The location of this peculiar type and its expansion from the west to the east suggest that it should be regarded as an independent ancient type which originated in northwestern Europe” (Alekseyeva, 1999: 254–255). In the Neolithic, biological continuity with the Mesolithic population was preserved but the diversity increased.

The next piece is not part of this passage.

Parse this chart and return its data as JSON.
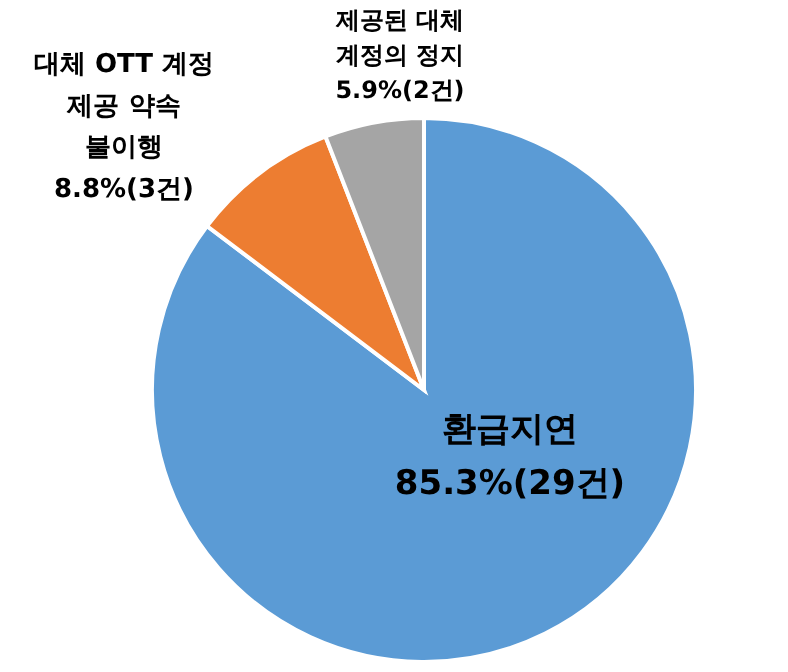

Importantly, according to Alekseyeva (Ibid.: 255), the population which in the Mesolithic had been quite Caucasoid despite the unusual combination of the two 7 facial profiles flattened in the upper part and sharp in the middle part; one might add that the face was very broad and the braincase was very high) began to assume a somewhat “Mongoloid” appearance.After the Neolithic, groups marked by the trait combination noted by Alekseyeva and others seem to have disappeared from Eastern Europe. This may have been partly due to the scarcity of cranial remains from the Bronze Age, Early Iron Age, and medieval burials in the Eastern Baltic area and to the complete absence of such remains from Karelia.